Metti che un tuo amico faccia lo sceneggiatore. Metti che una delle tue attrici preferite sia la protagonista di un suo film. Risultato: anche se non ti reggi in piedi per la stanchezza accumulata negli ultimi mesi di frenetici e molteplici cambiamenti di vita, ti organizzi e vai – finalmente! – al cinema.
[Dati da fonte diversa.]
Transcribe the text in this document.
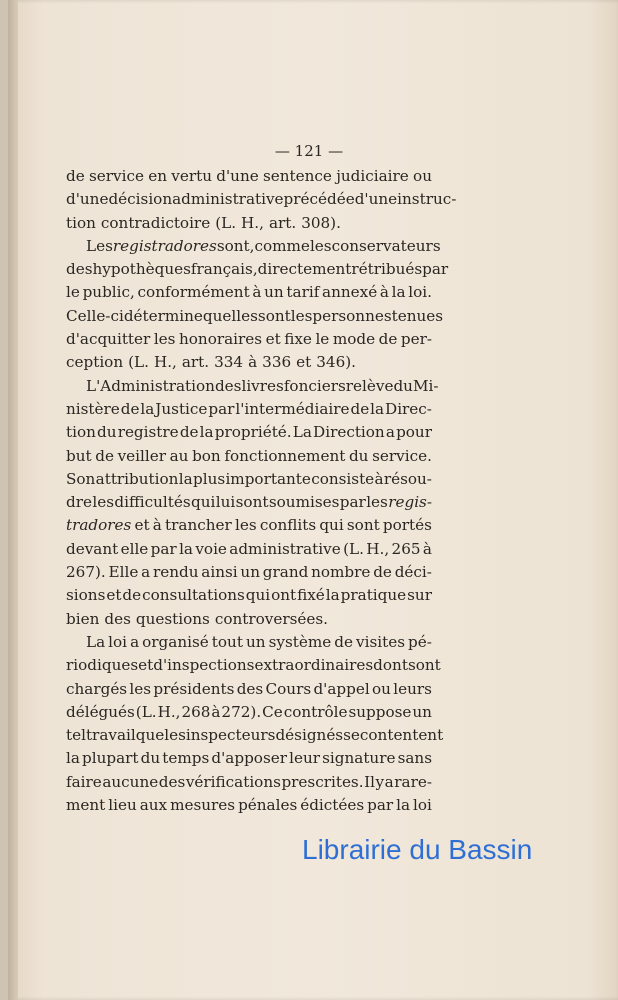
— 121 —
de service en vertu d'une sentence judiciaire ou
d'une décision administrative précédée d'une instruc-
tion contradictoire (L. H., art. 308).
Les registradores sont, comme les conservateurs
des hypothèques français, directement rétribués par
le public, conformément à un tarif annexé à la loi.
Celle-ci détermine quelles sont les personnes tenues
d'acquitter les honoraires et fixe le mode de per-
ception (L. H., art. 334 à 336 et 346).
L'Administration des livres fonciers relève du Mi-
nistère de la Justice par l'intermédiaire de la Direc-
tion du registre de la propriété. La Direction a pour
but de veiller au bon fonctionnement du service.
Son attribution la plus importante consiste à résou-
dre les difficultés qui lui sont soumises par les regis-
tradores et à trancher les conflits qui sont portés
devant elle par la voie administrative (L. H., 265 à
267). Elle a rendu ainsi un grand nombre de déci-
sions et de consultations qui ont fixé la pratique sur
bien des questions controversées.
La loi a organisé tout un système de visites pé-
riodiques et d'inspections extraordinaires dont sont
chargés les présidents des Cours d'appel ou leurs
délégués (L. H., 268 à 272). Ce contrôle suppose un
tel travail que les inspecteurs désignés se contentent
la plupart du temps d'apposer leur signature sans
faire aucune des vérifications prescrites. Il y a rare-
ment lieu aux mesures pénales édictées par la loi
Librairie du Bassin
«Dove non ho mai abitato», film del regista Paolo Franchi, è nelle sale in questi giorni, tuttavia non ho intenzione di parlare della trama o dei suoi attori (Emmanuelle Devos è sempre all’altezza dei ruoli, mai una sbavatura, nemmeno quando recita in una lingua non sua) piuttosto del macro-tema del non luogo, protagonista del film unitamente alla storia che mette in scena.

Case abitate ma non vissute, spazi perfetti ma algidi sono stati per lungo tempo una componente della mia vita ed ogni volta che mi accorgo che qualcun altro vede, percepisce questa dimensione destabilizzante, mi colpisce e, un po’, mi sento scoperta. Sarà forse a causa di questa dimensione conflittuale che ho con lo spazio che mi circonda, oscillante tra accumulo ipertrofico d’oggetti e necessità di uno spazio vuoto, che tutte le case dove ho abitato sono anche state un po’ dis-abitate, dis-attese nella loro dimensione di casa, ovvero luogo dell’accoglienza dell’Io ma anche dell’Altro.

Il film è stato quindi occasione per riprendere in mano le fila del discorso rispetto a questa mia ambivalenza e, solo per questo, sono grata a sceneggiatore, attrice protagonista (in cui mi sono anche un po’ immedesimata) e regista.

Frase top del film: «È da meno di un mese che sei qui e se ne è già andata via quella patina da borghese frustrata che hai addosso».